Fortunately for Ashmore, his attorney, Mr. Dabdoub kept immaculate records of the ongoing exchanges between himself and Plan administrators.
In addition to Dabdoub’s records, emails uncovered through discovery painted a very different picture than the one the NFL wished to impose on the Court; most damaging perhaps was a chain of emails between Elise Richard, Benefit Coordinator for the Plan Office and the Plan doctors on October 28, 2015 between 9:10 and 9:13 am, cancelling all of Ashmore’s appointments, and then later that day, an email to Ashmore assuring him that she would present his request for accommodation to the Committee.
No other communication took place until Ashmore was blindsided six-days later with a denial because he failed to attend the appointments Ms. Richard had cancelled six-days prior.
Ashmore appealed the denial, including all correspondence with the plan office and extensive medical documentation:
The excerpt above represents just a sample of the medical evidence presented by Ashmore. Additional records consisted of the results of multiple MRIs of his knees and spine, an Independent Neurological Evaluation, an MRI of the brain with DTI which revealed decreased white matter consistent with traumatic brain injury, an updated neuropsychological report, and sworn affidavits from his wife and a friend attesting to his decline, as well as a comprehensive rehabilitation evaluation.
Again, he was denied on no basis outside his failure to cancel or attend the appointments that he was assured were being rescheduled and had in fact been cancelled by the Disability Board.
It appears that there is nothing Mr. Ashmore could have done to present a favorable case to the Disability Committee. As with many other decisions involving the NFL, discovery revealed that an apparently predetermined conclusion had already been reached.

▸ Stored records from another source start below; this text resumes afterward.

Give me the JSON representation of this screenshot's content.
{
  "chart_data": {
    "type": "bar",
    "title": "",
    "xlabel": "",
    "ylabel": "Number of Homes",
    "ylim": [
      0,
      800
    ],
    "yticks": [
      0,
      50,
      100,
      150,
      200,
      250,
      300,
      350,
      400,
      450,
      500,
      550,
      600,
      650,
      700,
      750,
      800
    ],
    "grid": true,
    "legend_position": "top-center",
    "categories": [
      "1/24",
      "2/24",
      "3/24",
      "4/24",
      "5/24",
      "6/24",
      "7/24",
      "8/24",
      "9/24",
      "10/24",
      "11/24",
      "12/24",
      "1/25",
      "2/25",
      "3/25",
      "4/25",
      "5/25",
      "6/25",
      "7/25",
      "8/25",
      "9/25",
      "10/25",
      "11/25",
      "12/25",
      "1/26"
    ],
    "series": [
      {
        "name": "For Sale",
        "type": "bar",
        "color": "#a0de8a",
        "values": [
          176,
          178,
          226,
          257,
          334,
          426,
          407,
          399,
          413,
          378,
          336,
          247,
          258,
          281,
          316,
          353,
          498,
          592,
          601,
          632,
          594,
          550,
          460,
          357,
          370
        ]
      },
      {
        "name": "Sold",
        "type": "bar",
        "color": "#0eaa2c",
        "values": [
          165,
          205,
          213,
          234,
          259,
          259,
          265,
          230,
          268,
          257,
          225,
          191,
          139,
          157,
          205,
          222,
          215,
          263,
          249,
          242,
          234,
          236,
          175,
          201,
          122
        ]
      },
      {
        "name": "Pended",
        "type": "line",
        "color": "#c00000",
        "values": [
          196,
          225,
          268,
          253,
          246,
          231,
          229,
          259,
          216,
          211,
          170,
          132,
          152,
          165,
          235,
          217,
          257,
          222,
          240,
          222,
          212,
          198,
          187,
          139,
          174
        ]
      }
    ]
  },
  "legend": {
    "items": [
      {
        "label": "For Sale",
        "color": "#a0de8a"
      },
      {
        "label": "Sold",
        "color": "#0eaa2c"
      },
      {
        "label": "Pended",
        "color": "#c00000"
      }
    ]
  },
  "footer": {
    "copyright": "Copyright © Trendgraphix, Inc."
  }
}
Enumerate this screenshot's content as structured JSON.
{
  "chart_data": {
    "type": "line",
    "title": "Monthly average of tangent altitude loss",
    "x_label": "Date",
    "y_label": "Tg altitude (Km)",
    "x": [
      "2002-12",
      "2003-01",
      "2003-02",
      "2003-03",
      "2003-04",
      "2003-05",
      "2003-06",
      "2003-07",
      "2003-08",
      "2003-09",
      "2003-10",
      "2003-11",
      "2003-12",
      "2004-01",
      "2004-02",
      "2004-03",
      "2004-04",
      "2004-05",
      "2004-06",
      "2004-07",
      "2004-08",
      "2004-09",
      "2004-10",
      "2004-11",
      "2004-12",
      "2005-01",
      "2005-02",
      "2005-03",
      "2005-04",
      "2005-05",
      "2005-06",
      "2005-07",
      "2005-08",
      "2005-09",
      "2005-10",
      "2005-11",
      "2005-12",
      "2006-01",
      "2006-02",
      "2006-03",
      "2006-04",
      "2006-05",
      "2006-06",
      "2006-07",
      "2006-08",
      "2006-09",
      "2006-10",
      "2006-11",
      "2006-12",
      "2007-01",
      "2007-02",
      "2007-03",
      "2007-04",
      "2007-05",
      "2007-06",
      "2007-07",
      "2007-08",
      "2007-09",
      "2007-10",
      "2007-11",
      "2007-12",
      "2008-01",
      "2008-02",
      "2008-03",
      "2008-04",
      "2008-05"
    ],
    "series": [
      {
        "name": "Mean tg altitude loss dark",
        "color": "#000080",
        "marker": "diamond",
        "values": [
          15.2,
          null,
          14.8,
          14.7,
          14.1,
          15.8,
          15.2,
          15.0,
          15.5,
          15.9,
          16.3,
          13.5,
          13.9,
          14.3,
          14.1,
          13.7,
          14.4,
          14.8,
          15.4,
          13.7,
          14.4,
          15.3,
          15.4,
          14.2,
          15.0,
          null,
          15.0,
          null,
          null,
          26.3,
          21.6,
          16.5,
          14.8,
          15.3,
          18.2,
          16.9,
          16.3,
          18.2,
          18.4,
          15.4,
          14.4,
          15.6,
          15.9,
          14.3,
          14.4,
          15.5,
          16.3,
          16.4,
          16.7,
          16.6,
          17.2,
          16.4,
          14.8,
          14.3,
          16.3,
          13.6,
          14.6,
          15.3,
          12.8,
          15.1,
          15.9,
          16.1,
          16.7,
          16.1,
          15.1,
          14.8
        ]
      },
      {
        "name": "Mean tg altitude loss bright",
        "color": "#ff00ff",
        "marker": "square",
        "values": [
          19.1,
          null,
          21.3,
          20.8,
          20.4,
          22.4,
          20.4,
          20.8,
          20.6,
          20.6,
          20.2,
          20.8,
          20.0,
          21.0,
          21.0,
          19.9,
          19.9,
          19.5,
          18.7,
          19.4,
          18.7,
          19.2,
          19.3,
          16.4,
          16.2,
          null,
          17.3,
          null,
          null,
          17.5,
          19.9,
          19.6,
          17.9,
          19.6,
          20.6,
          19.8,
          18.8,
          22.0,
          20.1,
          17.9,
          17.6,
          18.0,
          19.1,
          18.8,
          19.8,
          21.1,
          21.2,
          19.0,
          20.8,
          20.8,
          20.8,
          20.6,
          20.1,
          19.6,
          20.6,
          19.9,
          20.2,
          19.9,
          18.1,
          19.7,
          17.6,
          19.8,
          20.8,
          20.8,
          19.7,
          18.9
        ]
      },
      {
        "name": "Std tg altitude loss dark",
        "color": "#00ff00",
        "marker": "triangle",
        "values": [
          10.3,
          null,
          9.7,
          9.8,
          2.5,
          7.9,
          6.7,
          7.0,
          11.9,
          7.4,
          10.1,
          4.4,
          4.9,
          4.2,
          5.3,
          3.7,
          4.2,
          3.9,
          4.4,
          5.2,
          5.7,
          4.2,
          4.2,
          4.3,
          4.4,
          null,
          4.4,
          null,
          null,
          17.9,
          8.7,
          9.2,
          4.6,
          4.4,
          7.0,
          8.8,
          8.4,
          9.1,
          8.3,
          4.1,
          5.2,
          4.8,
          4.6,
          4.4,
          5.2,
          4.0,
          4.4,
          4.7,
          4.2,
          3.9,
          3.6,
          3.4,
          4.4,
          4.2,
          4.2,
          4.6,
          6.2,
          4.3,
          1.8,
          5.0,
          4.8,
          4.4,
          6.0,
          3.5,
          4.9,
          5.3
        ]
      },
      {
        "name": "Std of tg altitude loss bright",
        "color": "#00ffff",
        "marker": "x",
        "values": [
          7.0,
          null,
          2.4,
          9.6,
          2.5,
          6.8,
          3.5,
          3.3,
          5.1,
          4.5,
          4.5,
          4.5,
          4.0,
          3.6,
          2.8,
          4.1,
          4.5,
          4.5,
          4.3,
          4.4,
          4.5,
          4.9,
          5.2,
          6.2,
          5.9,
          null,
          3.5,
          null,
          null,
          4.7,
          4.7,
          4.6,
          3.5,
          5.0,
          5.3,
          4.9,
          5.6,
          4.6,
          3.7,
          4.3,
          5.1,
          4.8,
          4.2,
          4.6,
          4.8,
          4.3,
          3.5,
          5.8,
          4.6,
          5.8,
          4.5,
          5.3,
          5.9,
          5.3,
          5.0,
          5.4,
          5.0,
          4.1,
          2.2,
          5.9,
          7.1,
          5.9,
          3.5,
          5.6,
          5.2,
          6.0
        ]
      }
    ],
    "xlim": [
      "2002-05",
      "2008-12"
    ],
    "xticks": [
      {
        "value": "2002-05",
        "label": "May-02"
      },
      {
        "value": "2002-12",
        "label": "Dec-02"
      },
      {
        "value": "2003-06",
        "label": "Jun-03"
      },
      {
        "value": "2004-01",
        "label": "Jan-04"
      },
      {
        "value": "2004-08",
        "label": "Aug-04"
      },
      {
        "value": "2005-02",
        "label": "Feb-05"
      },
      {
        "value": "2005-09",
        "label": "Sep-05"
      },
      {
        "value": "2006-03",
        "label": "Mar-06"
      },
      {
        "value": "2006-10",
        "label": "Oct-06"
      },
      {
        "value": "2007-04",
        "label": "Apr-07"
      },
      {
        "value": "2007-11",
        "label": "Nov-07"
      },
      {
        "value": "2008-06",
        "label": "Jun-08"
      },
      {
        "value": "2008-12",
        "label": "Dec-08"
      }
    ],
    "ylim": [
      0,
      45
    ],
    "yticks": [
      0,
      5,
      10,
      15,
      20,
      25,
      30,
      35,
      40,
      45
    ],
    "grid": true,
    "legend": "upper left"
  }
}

Just to reiterate – Ashmore’s appointments were cancelled 5 days prior to the Committee meeting. The Committee meeting took place 4 days before the scheduled exams, and Ashmore was denied based on examinations that were (a) cancelled, and (b) in the future and not the past.

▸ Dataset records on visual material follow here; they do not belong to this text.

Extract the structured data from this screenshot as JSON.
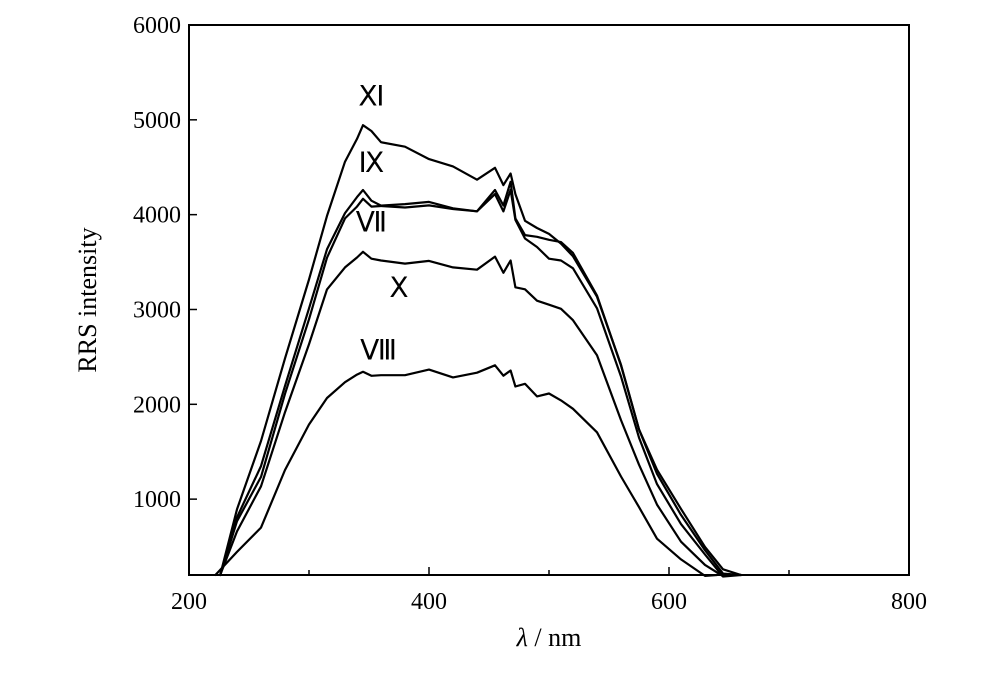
{
  "chart_data": {
    "type": "line",
    "title": "",
    "xlabel_symbol": "λ",
    "xlabel_sep": " / ",
    "xlabel_unit": "nm",
    "ylabel": "RRS intensity",
    "xlim": [
      200,
      800
    ],
    "ylim": [
      200,
      6000
    ],
    "xticks": [
      200,
      400,
      600,
      800
    ],
    "xminor_ticks": [
      300,
      500,
      700
    ],
    "yticks": [
      1000,
      2000,
      3000,
      4000,
      5000,
      6000
    ],
    "grid": false,
    "series": [
      {
        "name": "Ⅺ",
        "x": [
          226,
          240,
          260,
          280,
          300,
          315,
          330,
          340,
          345,
          352,
          360,
          380,
          400,
          420,
          440,
          455,
          462,
          468,
          472,
          480,
          490,
          500,
          510,
          520,
          540,
          560,
          575,
          590,
          610,
          630,
          645,
          660
        ],
        "y": [
          200,
          900,
          1600,
          2500,
          3300,
          4000,
          4550,
          4800,
          4950,
          4870,
          4780,
          4700,
          4600,
          4500,
          4370,
          4500,
          4300,
          4450,
          4200,
          3950,
          3850,
          3800,
          3700,
          3550,
          3150,
          2400,
          1750,
          1300,
          900,
          500,
          250,
          200
        ]
      },
      {
        "name": "Ⅸ",
        "x": [
          226,
          240,
          260,
          280,
          300,
          315,
          330,
          340,
          345,
          352,
          360,
          380,
          400,
          420,
          440,
          455,
          462,
          468,
          472,
          480,
          490,
          500,
          510,
          520,
          540,
          560,
          575,
          590,
          610,
          630,
          645,
          660
        ],
        "y": [
          200,
          800,
          1350,
          2200,
          3000,
          3650,
          4000,
          4200,
          4250,
          4150,
          4100,
          4100,
          4150,
          4050,
          4050,
          4250,
          4100,
          4350,
          3950,
          3800,
          3750,
          3750,
          3700,
          3600,
          3150,
          2400,
          1750,
          1250,
          850,
          450,
          220,
          200
        ]
      },
      {
        "name": "Ⅶ",
        "x": [
          226,
          240,
          260,
          280,
          300,
          315,
          330,
          340,
          345,
          352,
          360,
          380,
          400,
          420,
          440,
          455,
          462,
          468,
          472,
          480,
          490,
          500,
          510,
          520,
          540,
          560,
          575,
          590,
          610,
          630,
          645,
          660
        ],
        "y": [
          200,
          750,
          1250,
          2100,
          2900,
          3550,
          3950,
          4100,
          4150,
          4100,
          4080,
          4080,
          4100,
          4050,
          4050,
          4200,
          4050,
          4250,
          3950,
          3750,
          3650,
          3550,
          3500,
          3450,
          3000,
          2300,
          1650,
          1150,
          750,
          400,
          200,
          200
        ]
      },
      {
        "name": "Ⅹ",
        "x": [
          226,
          240,
          260,
          280,
          300,
          315,
          330,
          340,
          345,
          352,
          360,
          380,
          400,
          420,
          440,
          455,
          462,
          468,
          472,
          480,
          490,
          500,
          510,
          520,
          540,
          560,
          575,
          590,
          610,
          630,
          645,
          655
        ],
        "y": [
          200,
          650,
          1150,
          1900,
          2650,
          3200,
          3450,
          3550,
          3600,
          3550,
          3500,
          3500,
          3500,
          3450,
          3420,
          3550,
          3400,
          3500,
          3250,
          3200,
          3100,
          3050,
          3000,
          2900,
          2500,
          1850,
          1350,
          950,
          550,
          300,
          200,
          200
        ]
      },
      {
        "name": "Ⅷ",
        "x": [
          222,
          240,
          260,
          280,
          300,
          315,
          330,
          340,
          345,
          352,
          360,
          380,
          400,
          420,
          440,
          455,
          462,
          468,
          472,
          480,
          490,
          500,
          510,
          520,
          540,
          560,
          575,
          590,
          610,
          630,
          640
        ],
        "y": [
          200,
          450,
          700,
          1300,
          1800,
          2050,
          2250,
          2300,
          2350,
          2300,
          2300,
          2320,
          2350,
          2300,
          2320,
          2420,
          2300,
          2350,
          2200,
          2200,
          2100,
          2100,
          2050,
          1950,
          1700,
          1250,
          900,
          600,
          350,
          200,
          200
        ]
      }
    ],
    "annotations": [
      {
        "text": "Ⅺ",
        "x": 352,
        "y": 5150
      },
      {
        "text": "Ⅸ",
        "x": 352,
        "y": 4450
      },
      {
        "text": "Ⅶ",
        "x": 352,
        "y": 3820
      },
      {
        "text": "Ⅹ",
        "x": 375,
        "y": 3130
      },
      {
        "text": "Ⅷ",
        "x": 358,
        "y": 2470
      }
    ]
  }
}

From the initial claim through denial and appeal, the Board acted with apparent bias against Ashmore, seemingly determined to deny his claim for total and permanent disability benefits.

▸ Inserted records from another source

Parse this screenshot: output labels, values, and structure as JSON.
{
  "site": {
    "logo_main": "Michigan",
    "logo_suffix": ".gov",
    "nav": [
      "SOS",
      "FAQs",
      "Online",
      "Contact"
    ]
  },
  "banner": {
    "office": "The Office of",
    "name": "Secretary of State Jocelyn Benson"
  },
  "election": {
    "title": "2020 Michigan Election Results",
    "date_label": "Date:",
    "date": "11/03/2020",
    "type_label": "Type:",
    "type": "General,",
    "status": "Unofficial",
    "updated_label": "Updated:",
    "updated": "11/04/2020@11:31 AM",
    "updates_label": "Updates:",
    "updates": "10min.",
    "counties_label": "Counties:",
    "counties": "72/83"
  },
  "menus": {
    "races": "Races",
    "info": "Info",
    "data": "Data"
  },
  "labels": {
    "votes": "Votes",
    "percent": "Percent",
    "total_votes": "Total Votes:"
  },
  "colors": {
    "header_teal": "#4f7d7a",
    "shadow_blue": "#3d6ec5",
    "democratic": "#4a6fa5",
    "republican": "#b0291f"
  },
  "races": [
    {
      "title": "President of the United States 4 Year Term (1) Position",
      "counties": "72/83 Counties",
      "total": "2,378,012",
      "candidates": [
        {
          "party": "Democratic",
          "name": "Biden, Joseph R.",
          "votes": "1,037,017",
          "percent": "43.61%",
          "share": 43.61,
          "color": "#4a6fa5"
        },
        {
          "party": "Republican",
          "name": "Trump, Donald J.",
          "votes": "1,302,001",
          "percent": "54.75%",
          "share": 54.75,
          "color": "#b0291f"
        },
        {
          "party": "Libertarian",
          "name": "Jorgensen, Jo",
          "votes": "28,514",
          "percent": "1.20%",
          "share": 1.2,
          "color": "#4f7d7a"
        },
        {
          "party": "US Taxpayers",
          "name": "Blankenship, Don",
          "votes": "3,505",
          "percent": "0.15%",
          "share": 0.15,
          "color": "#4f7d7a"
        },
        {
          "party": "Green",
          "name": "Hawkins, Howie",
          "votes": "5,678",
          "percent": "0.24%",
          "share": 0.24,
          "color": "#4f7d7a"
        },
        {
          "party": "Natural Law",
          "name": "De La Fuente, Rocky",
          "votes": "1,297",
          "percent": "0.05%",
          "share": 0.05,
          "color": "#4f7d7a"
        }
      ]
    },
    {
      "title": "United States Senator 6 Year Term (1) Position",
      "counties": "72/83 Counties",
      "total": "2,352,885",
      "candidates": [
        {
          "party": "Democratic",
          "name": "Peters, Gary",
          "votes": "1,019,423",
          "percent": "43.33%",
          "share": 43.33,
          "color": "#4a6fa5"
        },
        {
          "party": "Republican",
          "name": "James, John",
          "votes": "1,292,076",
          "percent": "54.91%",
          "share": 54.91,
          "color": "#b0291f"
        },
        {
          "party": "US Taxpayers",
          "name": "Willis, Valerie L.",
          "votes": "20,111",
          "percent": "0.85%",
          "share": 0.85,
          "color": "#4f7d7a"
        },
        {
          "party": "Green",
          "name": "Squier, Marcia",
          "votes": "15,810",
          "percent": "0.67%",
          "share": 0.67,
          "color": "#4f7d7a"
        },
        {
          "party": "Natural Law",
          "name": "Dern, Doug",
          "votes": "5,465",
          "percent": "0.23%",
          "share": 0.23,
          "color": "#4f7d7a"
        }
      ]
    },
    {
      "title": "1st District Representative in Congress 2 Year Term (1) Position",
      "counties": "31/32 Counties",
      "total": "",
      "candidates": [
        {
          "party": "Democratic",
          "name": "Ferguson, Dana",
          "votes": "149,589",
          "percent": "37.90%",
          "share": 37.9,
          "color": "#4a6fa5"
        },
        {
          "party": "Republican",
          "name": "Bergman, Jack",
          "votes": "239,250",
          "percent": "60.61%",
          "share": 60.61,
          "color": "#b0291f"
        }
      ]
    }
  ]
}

Apparently not content to concede that accommodation was indeed reasonable, in a response brief, the NFL claimed that providing accommodations for “Players like Ashmore,” is “incompatible with the orderly and efficient administration of the Plan,” to which Mr. Ashmore’s attorney replied:
Finally, on June 15, 2018, Judge Kenneth Marra ruled in Ashmore’s favor.
In his opinion, Judge Marra wrote:
“It defies all reason and common sense to deny benefits to a player for a missed medical examination when neither party was under the impression that the examination would go forward as previously scheduled due to a pending accommodations request. The player’s request for medical-examination accommodations in this case was unresolved and the examination date had been cancelled.
Because no reasonable basis exists for the decision, the Court concludes that the Board’s denial of benefits to Plaintiff was arbitrary and capricious.”